La nuova accoglienza possibile: profughi senza veti in Europa

di Goffredo Buccini

È necessario rivedere il regolamento di Dublino, che vincola il migrante al Paese d’arrivo. Oggi sono i Paesi del gruppo Visegrad i più esposti al flusso di fuggitivi

Se davvero ogni crisi ha in sé pericoli e opportunità, quella dei rifugiati ucraini ne contiene per noi dosi notevoli in egual misura. È impossibile, infatti, non considerare i rischi connessi a un’ondata di profughi senza precedenti nel nostro continente dalla Seconda guerra mondiale in poi. E, tuttavia, sarebbe miope non intravedere il cambio di passo che questo flusso può generare in un quadro paralizzato dai veti quale è, da anni, la politica europea sulle grandi migrazioni. Di fronte a una simile accelerazione della storia, il Consiglio europeo, che in queste ore ha affrontato lo scenario della guerra di Putin quasi in contemporanea con i vertici del G7 e della Nato, s’è ritrovato, enfatizzata nei dossier, una questione a lungo rimossa, che ha da tempo ricadute dirette sul tasso di coesione delle società occidentali e persino sulla tenuta delle nostre democrazie. Il massacro dei civili, coi bombardamenti su scuole e ospedali, ha portato a fuggire dall’Ucraina fra i tre e i quattro milioni di profughi, con proiezioni Ue che prevedono si giunga ai sette milioni, in stragrande maggioranza donne e bambini: in un mese solo da noi ne sono arrivati sessantamila, un numero pari a tutti gli sbarchi in Italia del 2021 che avevano fatto gridare taluni alla ripresa della «immigrazione incontrollata».
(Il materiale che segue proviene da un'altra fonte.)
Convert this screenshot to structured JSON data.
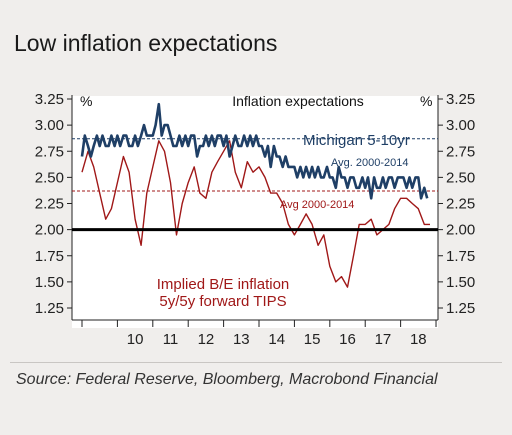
{
  "title": "Low inflation expectations",
  "source": "Source: Federal Reserve, Bloomberg, Macrobond Financial",
  "chart_data": {
    "type": "line",
    "title": "Inflation expectations",
    "left_unit": "%",
    "right_unit": "%",
    "ylim": [
      1.25,
      3.25
    ],
    "yticks": [
      "3.25",
      "3.00",
      "2.75",
      "2.50",
      "2.25",
      "2.00",
      "1.75",
      "1.50",
      "1.25"
    ],
    "xlim": [
      2009.0,
      2018.83
    ],
    "xticks": [
      "10",
      "11",
      "12",
      "13",
      "14",
      "15",
      "16",
      "17",
      "18"
    ],
    "colors": {
      "michigan": "#1f3f66",
      "tips": "#a01818",
      "baseline": "#000000"
    },
    "baseline": 2.0,
    "series": [
      {
        "name": "Michigan 5-10yr",
        "color": "#1f3f66",
        "x": [
          2009.0,
          2009.08,
          2009.17,
          2009.25,
          2009.33,
          2009.42,
          2009.5,
          2009.58,
          2009.67,
          2009.75,
          2009.83,
          2009.92,
          2010.0,
          2010.08,
          2010.17,
          2010.25,
          2010.33,
          2010.42,
          2010.5,
          2010.58,
          2010.67,
          2010.75,
          2010.83,
          2010.92,
          2011.0,
          2011.08,
          2011.17,
          2011.25,
          2011.33,
          2011.42,
          2011.5,
          2011.58,
          2011.67,
          2011.75,
          2011.83,
          2011.92,
          2012.0,
          2012.08,
          2012.17,
          2012.25,
          2012.33,
          2012.42,
          2012.5,
          2012.58,
          2012.67,
          2012.75,
          2012.83,
          2012.92,
          2013.0,
          2013.08,
          2013.17,
          2013.25,
          2013.33,
          2013.42,
          2013.5,
          2013.58,
          2013.67,
          2013.75,
          2013.83,
          2013.92,
          2014.0,
          2014.08,
          2014.17,
          2014.25,
          2014.33,
          2014.42,
          2014.5,
          2014.58,
          2014.67,
          2014.75,
          2014.83,
          2014.92,
          2015.0,
          2015.08,
          2015.17,
          2015.25,
          2015.33,
          2015.42,
          2015.5,
          2015.58,
          2015.67,
          2015.75,
          2015.83,
          2015.92,
          2016.0,
          2016.08,
          2016.17,
          2016.25,
          2016.33,
          2016.42,
          2016.5,
          2016.58,
          2016.67,
          2016.75,
          2016.83,
          2016.92,
          2017.0,
          2017.08,
          2017.17,
          2017.25,
          2017.33,
          2017.42,
          2017.5,
          2017.58,
          2017.67,
          2017.75,
          2017.83,
          2017.92,
          2018.0,
          2018.08,
          2018.17,
          2018.25,
          2018.33,
          2018.42,
          2018.5,
          2018.58,
          2018.67,
          2018.75
        ],
        "values": [
          2.7,
          2.9,
          2.8,
          2.7,
          2.8,
          2.9,
          2.8,
          2.9,
          2.8,
          2.8,
          2.9,
          2.8,
          2.9,
          2.8,
          2.9,
          2.9,
          2.8,
          2.8,
          2.9,
          2.8,
          2.9,
          3.0,
          2.9,
          2.9,
          2.9,
          3.0,
          3.2,
          2.9,
          3.0,
          3.0,
          2.9,
          2.8,
          2.8,
          2.9,
          2.8,
          2.9,
          2.8,
          2.9,
          2.9,
          2.7,
          2.8,
          2.8,
          2.9,
          2.8,
          2.9,
          2.8,
          2.9,
          2.9,
          2.8,
          2.9,
          2.7,
          2.8,
          2.9,
          2.8,
          2.8,
          2.9,
          2.8,
          2.9,
          2.8,
          2.9,
          2.8,
          2.8,
          2.7,
          2.8,
          2.6,
          2.8,
          2.7,
          2.7,
          2.6,
          2.7,
          2.6,
          2.6,
          2.6,
          2.5,
          2.6,
          2.5,
          2.6,
          2.5,
          2.6,
          2.5,
          2.6,
          2.5,
          2.5,
          2.6,
          2.5,
          2.5,
          2.4,
          2.6,
          2.5,
          2.5,
          2.4,
          2.5,
          2.5,
          2.4,
          2.4,
          2.5,
          2.4,
          2.5,
          2.3,
          2.5,
          2.4,
          2.4,
          2.5,
          2.4,
          2.5,
          2.5,
          2.4,
          2.5,
          2.5,
          2.5,
          2.4,
          2.5,
          2.4,
          2.5,
          2.5,
          2.3,
          2.4,
          2.3
        ]
      },
      {
        "name": "Implied B/E inflation 5y/5y forward TIPS",
        "color": "#a01818",
        "x": [
          2009.0,
          2009.17,
          2009.33,
          2009.5,
          2009.67,
          2009.83,
          2010.0,
          2010.17,
          2010.33,
          2010.5,
          2010.67,
          2010.83,
          2011.0,
          2011.17,
          2011.33,
          2011.5,
          2011.67,
          2011.83,
          2012.0,
          2012.17,
          2012.33,
          2012.5,
          2012.67,
          2012.83,
          2013.0,
          2013.17,
          2013.33,
          2013.5,
          2013.67,
          2013.83,
          2014.0,
          2014.17,
          2014.33,
          2014.5,
          2014.67,
          2014.83,
          2015.0,
          2015.17,
          2015.33,
          2015.5,
          2015.67,
          2015.83,
          2016.0,
          2016.17,
          2016.33,
          2016.5,
          2016.67,
          2016.83,
          2017.0,
          2017.17,
          2017.33,
          2017.5,
          2017.67,
          2017.83,
          2018.0,
          2018.17,
          2018.33,
          2018.5,
          2018.67,
          2018.83
        ],
        "values": [
          2.55,
          2.75,
          2.6,
          2.35,
          2.1,
          2.2,
          2.45,
          2.7,
          2.55,
          2.1,
          1.85,
          2.35,
          2.6,
          2.85,
          2.75,
          2.45,
          1.95,
          2.25,
          2.45,
          2.6,
          2.35,
          2.3,
          2.55,
          2.65,
          2.75,
          2.85,
          2.55,
          2.4,
          2.65,
          2.55,
          2.6,
          2.5,
          2.35,
          2.35,
          2.25,
          2.05,
          1.95,
          2.05,
          2.15,
          2.05,
          1.85,
          1.95,
          1.65,
          1.5,
          1.55,
          1.45,
          1.75,
          2.05,
          2.05,
          2.1,
          1.95,
          2.0,
          2.05,
          2.2,
          2.3,
          2.3,
          2.25,
          2.2,
          2.05,
          2.05
        ]
      }
    ],
    "reference_lines": [
      {
        "label": "Avg. 2000-2014",
        "value": 2.87,
        "color": "#1f3f66"
      },
      {
        "label": "Avg 2000-2014",
        "value": 2.37,
        "color": "#a01818"
      }
    ],
    "annotations": [
      {
        "text": "Michigan 5-10yr",
        "color": "#1f3f66"
      },
      {
        "text": "Avg. 2000-2014",
        "color": "#1f3f66"
      },
      {
        "text": "Avg 2000-2014",
        "color": "#a01818"
      },
      {
        "text": "Implied B/E inflation",
        "color": "#a01818"
      },
      {
        "text": "5y/5y forward TIPS",
        "color": "#a01818"
      }
    ],
    "grid": false
  }
}
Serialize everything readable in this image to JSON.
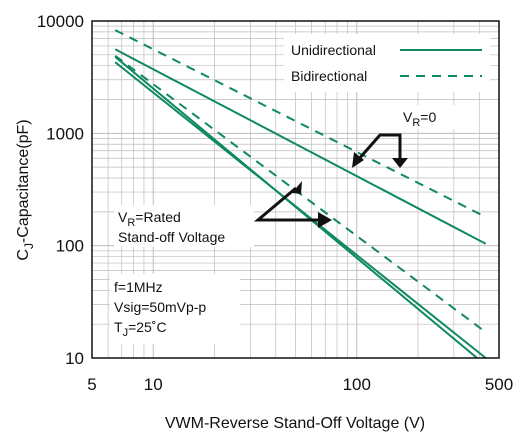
{
  "chart_data": {
    "type": "line",
    "xscale": "log",
    "yscale": "log",
    "xlim": [
      5,
      500
    ],
    "ylim": [
      10,
      10000
    ],
    "grid": true,
    "xlabel": "VWM-Reverse Stand-Off Voltage (V)",
    "ylabel": {
      "main": "C",
      "sub": "J",
      "rest": "-Capacitance(pF)"
    },
    "x_ticks": [
      {
        "value": 5,
        "label": "5"
      },
      {
        "value": 10,
        "label": "10"
      },
      {
        "value": 100,
        "label": "100"
      },
      {
        "value": 500,
        "label": "500"
      }
    ],
    "y_ticks": [
      {
        "value": 10,
        "label": "10"
      },
      {
        "value": 100,
        "label": "100"
      },
      {
        "value": 1000,
        "label": "1000"
      },
      {
        "value": 10000,
        "label": "10000"
      }
    ],
    "legend": {
      "position": "top-right",
      "entries": [
        {
          "label": "Unidirectional",
          "style": "solid"
        },
        {
          "label": "Bidirectional",
          "style": "dashed"
        }
      ]
    },
    "series": [
      {
        "legend": "Unidirectional",
        "condition": "VR=0",
        "style": "solid",
        "x": [
          6.5,
          430
        ],
        "y": [
          5600,
          104
        ]
      },
      {
        "legend": "Bidirectional",
        "condition": "VR=0",
        "style": "dashed",
        "x": [
          6.5,
          430
        ],
        "y": [
          8300,
          180
        ]
      },
      {
        "legend": "Unidirectional",
        "condition": "VR=Rated",
        "style": "solid",
        "x": [
          6.5,
          430
        ],
        "y": [
          4300,
          10
        ]
      },
      {
        "legend": "Unidirectional",
        "condition": "VR=Rated",
        "style": "solid",
        "x": [
          6.5,
          390
        ],
        "y": [
          4800,
          10
        ]
      },
      {
        "legend": "Bidirectional",
        "condition": "VR=Rated",
        "style": "dashed",
        "x": [
          6.5,
          430
        ],
        "y": [
          4900,
          17
        ]
      }
    ],
    "annotations": {
      "vr_zero": {
        "main": "V",
        "sub": "R",
        "rest": "=0"
      },
      "vr_rated": {
        "main": "V",
        "sub": "R",
        "rest": "=Rated",
        "line2": "Stand-off Voltage"
      },
      "conditions": [
        {
          "main": "f=1MHz",
          "sub": "",
          "rest": ""
        },
        {
          "main": "Vsig=50mVp-p",
          "sub": "",
          "rest": ""
        },
        {
          "main": "T",
          "sub": "J",
          "rest": "=25˚C"
        }
      ]
    },
    "colors": {
      "series": "#0e8a5c",
      "grid": "#bdbdbd",
      "axis": "#111111"
    }
  }
}
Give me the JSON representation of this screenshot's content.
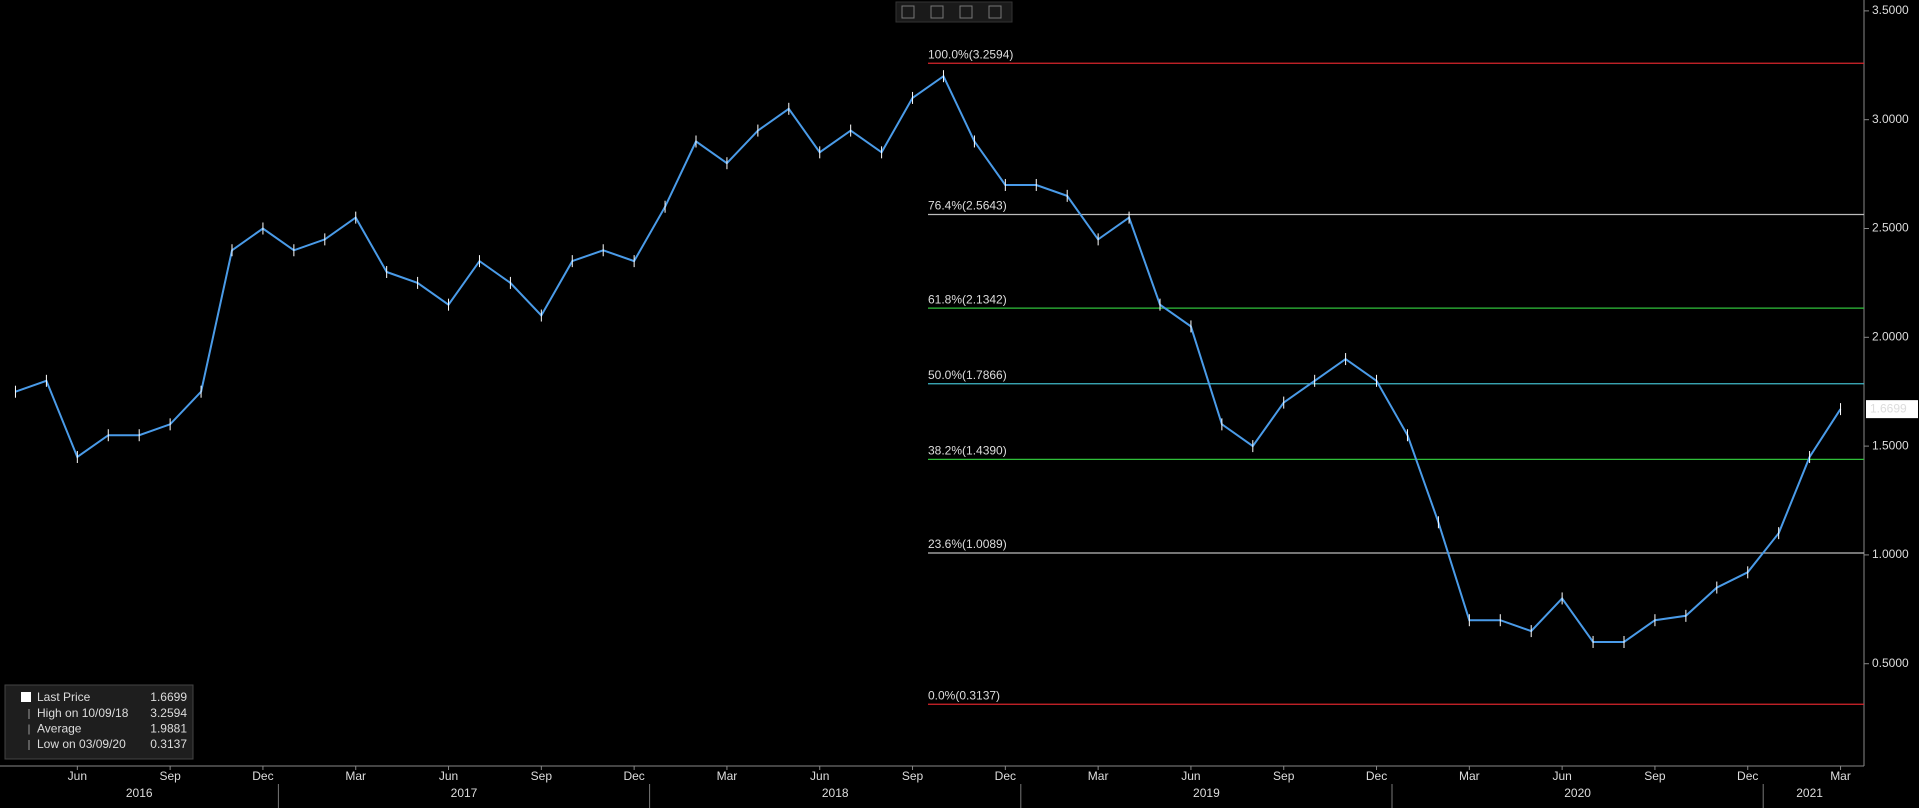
{
  "chart_data": {
    "type": "line",
    "categories": [
      null,
      null,
      "Jun",
      null,
      null,
      "Sep",
      null,
      null,
      "Dec",
      null,
      null,
      "Mar",
      null,
      null,
      "Jun",
      null,
      null,
      "Sep",
      null,
      null,
      "Dec",
      null,
      null,
      "Mar",
      null,
      null,
      "Jun",
      null,
      null,
      "Sep",
      null,
      null,
      "Dec",
      null,
      null,
      "Mar",
      null,
      null,
      "Jun",
      null,
      null,
      "Sep",
      null,
      null,
      "Dec",
      null,
      null,
      "Mar",
      null,
      null,
      "Jun",
      null,
      null,
      "Sep",
      null,
      null,
      "Dec",
      null,
      null,
      "Mar"
    ],
    "years": [
      "2016",
      "2017",
      "2018",
      "2019",
      "2020",
      "2021"
    ],
    "series": [
      {
        "name": "Last Price",
        "color": "#4a9be8",
        "values": [
          1.75,
          1.8,
          1.45,
          1.55,
          1.55,
          1.6,
          1.75,
          2.4,
          2.5,
          2.4,
          2.45,
          2.55,
          2.3,
          2.25,
          2.15,
          2.35,
          2.25,
          2.1,
          2.35,
          2.4,
          2.35,
          2.6,
          2.9,
          2.8,
          2.95,
          3.05,
          2.85,
          2.95,
          2.85,
          3.1,
          3.2,
          2.9,
          2.7,
          2.7,
          2.65,
          2.45,
          2.55,
          2.15,
          2.05,
          1.6,
          1.5,
          1.7,
          1.8,
          1.9,
          1.8,
          1.55,
          1.15,
          0.7,
          0.7,
          0.65,
          0.8,
          0.6,
          0.6,
          0.7,
          0.72,
          0.85,
          0.92,
          1.1,
          1.45,
          1.67
        ]
      }
    ],
    "ylim": [
      0.03,
      3.55
    ],
    "yticks": [
      {
        "value": 0.5,
        "label": "0.5000"
      },
      {
        "value": 1.0,
        "label": "1.0000"
      },
      {
        "value": 1.5,
        "label": "1.5000"
      },
      {
        "value": 2.0,
        "label": "2.0000"
      },
      {
        "value": 2.5,
        "label": "2.5000"
      },
      {
        "value": 3.0,
        "label": "3.0000"
      },
      {
        "value": 3.5,
        "label": "3.5000"
      }
    ],
    "fib_levels": [
      {
        "label": "100.0%(3.2594)",
        "value": 3.2594,
        "color": "#d8242c"
      },
      {
        "label": "76.4%(2.5643)",
        "value": 2.5643,
        "color": "#bbbbbb"
      },
      {
        "label": "61.8%(2.1342)",
        "value": 2.1342,
        "color": "#2fbf3a"
      },
      {
        "label": "50.0%(1.7866)",
        "value": 1.7866,
        "color": "#3fb8c8"
      },
      {
        "label": "38.2%(1.4390)",
        "value": 1.439,
        "color": "#2fbf3a"
      },
      {
        "label": "23.6%(1.0089)",
        "value": 1.0089,
        "color": "#bbbbbb"
      },
      {
        "label": "0.0%(0.3137)",
        "value": 0.3137,
        "color": "#d8242c"
      }
    ],
    "last_price": 1.6699,
    "stats": [
      {
        "label": "High on 10/09/18",
        "value": 3.2594
      },
      {
        "label": "Average",
        "value": 1.9881
      },
      {
        "label": "Low on 03/09/20",
        "value": 0.3137
      }
    ]
  }
}
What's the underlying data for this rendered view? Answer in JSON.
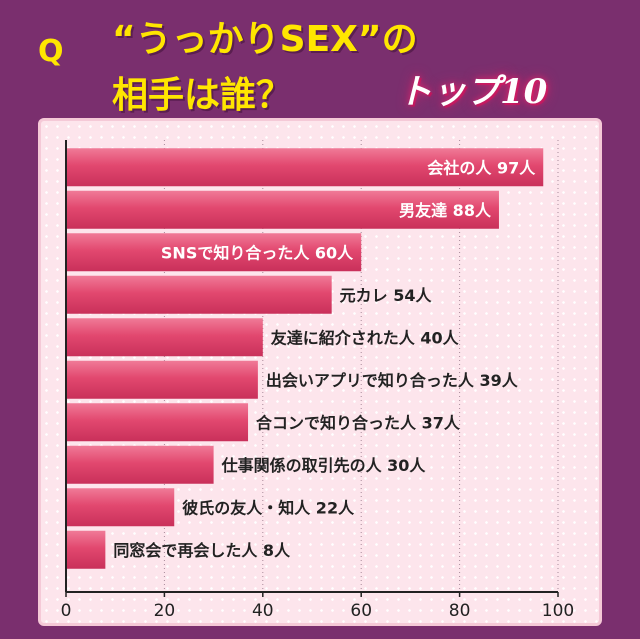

Ma la situazione adesso è assai mutata, la mobilitazione internazionale diffusa e la consapevolezza (forse infine raggiunta) che le prime vittime delle guerre sono i civili hanno fatto sì che le braccia restassero (per ora) spalancate all’accoglienza. La differenza più grande riguarda i Paesi del gruppo Visegrad (Polonia, Ungheria, Slovacchia, Repubblica Ceca), i più orientali dell’Unione, i più esposti al pericolo rappresentato da Putin: e i più soggetti all’immenso flusso di rifugiati. Sarebbero loro i primi a patire gli effetti del regolamento di Dublino, che vincola il migrante al Paese d’arrivo (e alla cui riforma si sono sempre opposti quando noi la invocavamo). Sarebbero loro a trovarsi in condizioni assai peggiori delle nostre durante le crisi generate dalle cosiddette primavere arabe degli anni Dieci, se l’Unione non avesse attivato, per la prima volta dalla sua emanazione, la direttiva 2001/55, creata proprio per affrontare afflussi massicci di cittadini stranieri che non possano rientrare nei loro Paesi, soprattutto a causa di guerre, violenze o violazioni dei diritti umani. Con essa si attribuisce agli ucraini una protezione temporanea (ora di un anno, ma si arriverà a tre) grazie alla quale è possibile muoversi, lavorare, ottenere servizi in tutto il territorio Ue: un provvedimento che di fatto sospende per loro gli effetti del regolamento di Dublino.